Maryland’s federal judges are asking the Fourth Circuit to hit stop on a sweeping Trump administration lawsuit that targets the entire District of Maryland bench, warning it would let the White House bulldoze routine court procedures. At the center of the fight is a narrow standing order that buys judges a two‑business‑day pause on deportations after a habeas petition is filed.
Judge Rebukes the Administration’s Legal Gambit
An out‑of‑district judge assigned to the case tossed the government’s complaint on Aug. 26, 2025, writing that “To hold otherwise would run counter to overwhelming precedent.” In a detailed memorandum, the court explained that suing an entire bench is not the proper way to challenge a local rule and told the executive branch to use the normal tools, such as traditional appeals or a petition to the Judicial Council. The memorandum of opinion is available here, and the original filing was reported by The Washington Post.
What the Standing Order Actually Does
The contested standing order, issued by Chief Judge George L. Russell III in May 2025, directs the clerk’s office to send newly filed habeas petitions to the U.S. Attorney’s Office and automatically halts removals or immigration status changes until 4:00 p.m. on the second business day after filing. The judges describe the two‑day freeze as a modest case‑management tool meant to preserve the court’s jurisdiction while petitions are screened and emergency facts are gathered. The mechanics and the rationale are detailed by PBS NewsHour.

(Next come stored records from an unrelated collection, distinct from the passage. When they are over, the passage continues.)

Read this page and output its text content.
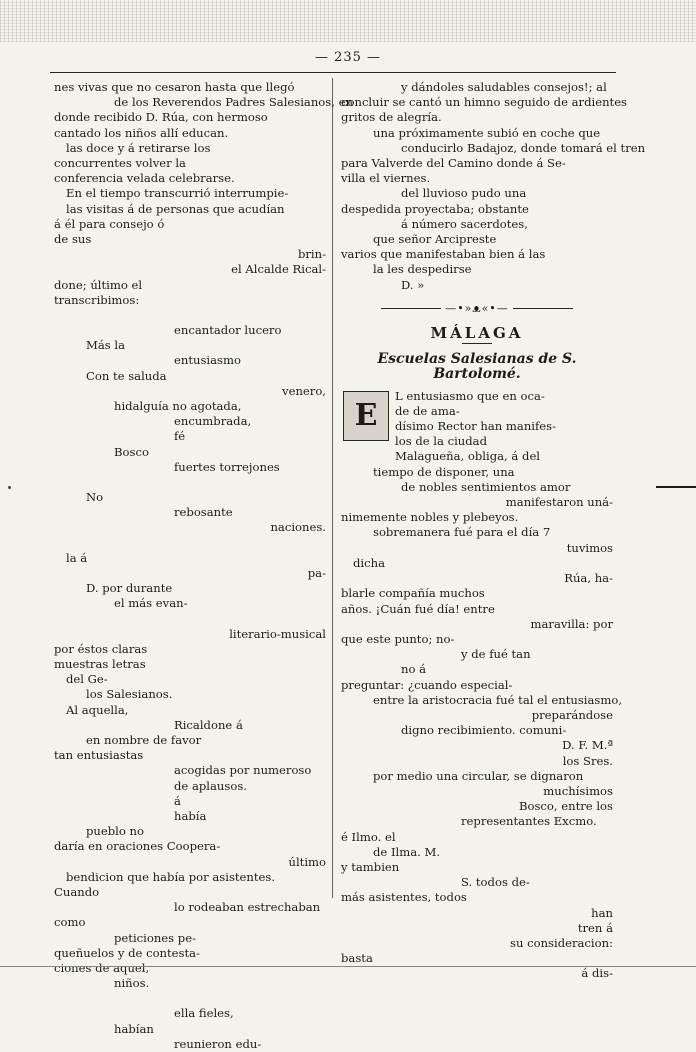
— 235 —

nes vivas que no cesaron hasta que llegó

de los Reverendos Padres Salesianos, en

donde recibido D. Rúa, con hermoso

cantado los niños allí educan.

las doce y á retirarse los

concurrentes volver la

conferencia velada celebrarse.

En el tiempo transcurrió interrumpie-

las visitas á de personas que acudían

á él para consejo ó

de sus

brin-

el Alcalde Rical-

done; último el

transcribimos:

encantador lucero

Más la

entusiasmo

Con te saluda

venero,

hidalguía no agotada,

encumbrada,

fé

Bosco

fuertes torrejones

No

rebosante

naciones.

la á

pa-

D. por durante

el más evan-

literario-musical

por éstos claras

muestras letras

del Ge-

los Salesianos.

Al aquella,

Ricaldone á

en nombre de favor

tan entusiastas

acogidas por numeroso

de aplausos.

á

había

pueblo no

daría en oraciones Coopera-

último

bendicion que había por asistentes.

Cuando

lo rodeaban estrechaban

como

peticiones pe-

queñuelos y de contesta-

ciones de aquel,

niños.

ella fieles,

habían

reunieron edu-

y dándoles saludables consejos!; al

concluir se cantó un himno seguido de ardientes

gritos de alegría.

una próximamente subió en coche que

conducirlo Badajoz, donde tomará el tren

para Valverde del Camino donde á Se-

villa el viernes.

del lluvioso pudo una

despedida proyectaba; obstante

á número sacerdotes,

que señor Arcipreste

varios que manifestaban bien á las

la les despedirse

D. »

—•»ᴥ«•—
MÁLAGA
Escuelas Salesianas de S. Bartolomé.
E

L entusiasmo que en oca-

de de ama-

dísimo Rector han manifes-

los de la ciudad

Malagueña, obliga, á del

tiempo de disponer, una

de nobles sentimientos amor

manifestaron uná-

nimemente nobles y plebeyos.

sobremanera fué para el día 7

tuvimos

dicha

Rúa, ha-

blarle compañía muchos

años. ¡Cuán fué día! entre

maravilla: por

que este punto; no-

y de fué tan

no á

preguntar: ¿cuando especial-

entre la aristocracia fué tal el entusiasmo,

preparándose

digno recibimiento. comuni-

D. F. M.ª

los Sres.

por medio una circular, se dignaron

muchísimos

Bosco, entre los

representantes Excmo.

é Ilmo. el

de Ilma. M.

y tambien

S. todos de-

más asistentes, todos

han

tren á

su consideracion:

basta

á dis-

Bench Pushes Back, Warns of a Dangerous Template
The Maryland judges, represented by former U.S. Solicitor General Paul Clement, told the Fourth Circuit the Trump administration’s complaint is an “extraordinary branch‑on‑branch lawsuit” that would drag sitting judges into depositions and pry open internal deliberations. Courthouse News covered the courtroom back‑and‑forth, while a local piece cast the judges’ filing as an attempt to block what it labeled a “writ of erasure” aimed at routine procedural rules, as reported by the Tampa Free Press.
Where the Appeal Sits Now
After Judge Cullen dismissed the case on Aug. 26, 2025, the government filed a notice of appeal, and the dispute landed at the Fourth Circuit in late August. Months later, in January 2026, the Maryland judges asked the appeals court to dismiss the case as moot and wipe out any judgment that might stand in the way. The docket and related motions are tracked by the Civil Rights Litigation Clearinghouse; Clearinghouse lays out the appeal activity and key filings.

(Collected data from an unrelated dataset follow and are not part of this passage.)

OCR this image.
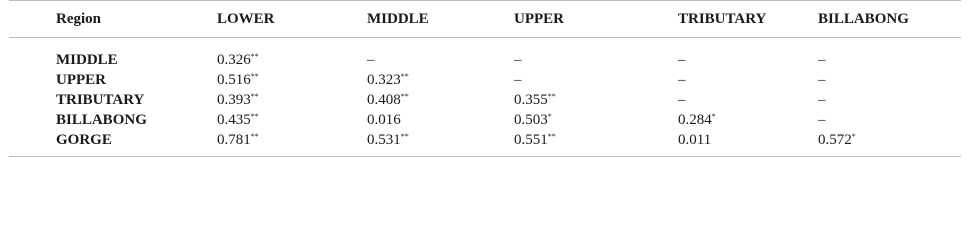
Region	LOWER	MIDDLE	UPPER	TRIBUTARY	BILLABONG
MIDDLE	0.326**	–	–	–	–
UPPER	0.516**	0.323**	–	–	–
TRIBUTARY	0.393**	0.408**	0.355**	–	–
BILLABONG	0.435**	0.016	0.503*	0.284*	–
GORGE	0.781**	0.531**	0.551**	0.011	0.572*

Legal Stakes Reach Far Beyond Maryland
Legal observers say the Fourth Circuit’s ruling will decide whether the executive branch can bring sweeping, district‑wide lawsuits to attack court procedures, or whether it has to keep fighting those battles one case at a time or through the Judicial Council. The district court warned that a government win could let the White House target procedural rules it dislikes and pull judges into extensive discovery and depositions; that warning is spelled out in the court’s memorandum, available here.

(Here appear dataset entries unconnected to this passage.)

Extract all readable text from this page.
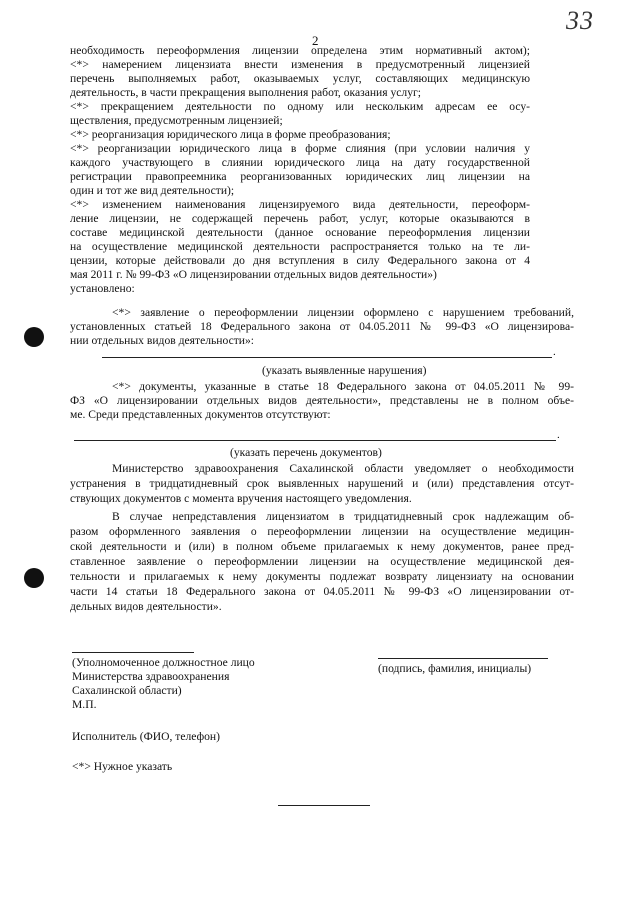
2
33
необходимость переоформления лицензии определена этим нормативный актом);
<*> намерением лицензиата внести изменения в предусмотренный лицензией
перечень выполняемых работ, оказываемых услуг, составляющих медицинскую
деятельность, в части прекращения выполнения работ, оказания услуг;
<*> прекращением деятельности по одному или нескольким адресам ее осу-
ществления, предусмотренным лицензией;
<*> реорганизация юридического лица в форме преобразования;
<*> реорганизации юридического лица в форме слияния (при условии наличия у
каждого участвующего в слиянии юридического лица на дату государственной
регистрации правопреемника реорганизованных юридических лиц лицензии на
один и тот же вид деятельности);
<*> изменением наименования лицензируемого вида деятельности, переоформ-
ление лицензии, не содержащей перечень работ, услуг, которые оказываются в
составе медицинской деятельности (данное основание переоформления лицензии
на осуществление медицинской деятельности распространяется только на те ли-
цензии, которые действовали до дня вступления в силу Федерального закона от 4
мая 2011 г. № 99-ФЗ «О лицензировании отдельных видов деятельности»)
установлено:
<*> заявление о переоформлении лицензии оформлено с нарушением требований,
установленных статьей 18 Федерального закона от 04.05.2011 № 99-ФЗ «О лицензирова-
нии отдельных видов деятельности»:
.
(указать выявленные нарушения)
<*> документы, указанные в статье 18 Федерального закона от 04.05.2011 № 99-
ФЗ «О лицензировании отдельных видов деятельности», представлены не в полном объе-
ме. Среди представленных документов отсутствуют:
.
(указать перечень документов)
Министерство здравоохранения Сахалинской области уведомляет о необходимости
устранения в тридцатидневный срок выявленных нарушений и (или) представления отсут-
ствующих документов с момента вручения настоящего уведомления.
В случае непредставления лицензиатом в тридцатидневный срок надлежащим об-
разом оформленного заявления о переоформлении лицензии на осуществление медицин-
ской деятельности и (или) в полном объеме прилагаемых к нему документов, ранее пред-
ставленное заявление о переоформлении лицензии на осуществление медицинской дея-
тельности и прилагаемых к нему документы подлежат возврату лицензиату на основании
части 14 статьи 18 Федерального закона от 04.05.2011 № 99-ФЗ «О лицензировании от-
дельных видов деятельности».
(Уполномоченное должностное лицо
Министерства здравоохранения
Сахалинской области)
М.П.
(подпись, фамилия, инициалы)
Исполнитель (ФИО, телефон)
<*> Нужное указать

The Fourth Circuit now faces a choice with national ripple effects: insist that the administration follow the usual appellate channels, or sign off on a branch‑on‑branch showdown that judges say could upend how federal courts manage their own dockets. The panel’s decision could take months, and whatever it decides will shape whether fights like this stay confined to individual deportation cases, or turn into direct, district‑wide clashes between the executive branch and the federal bench.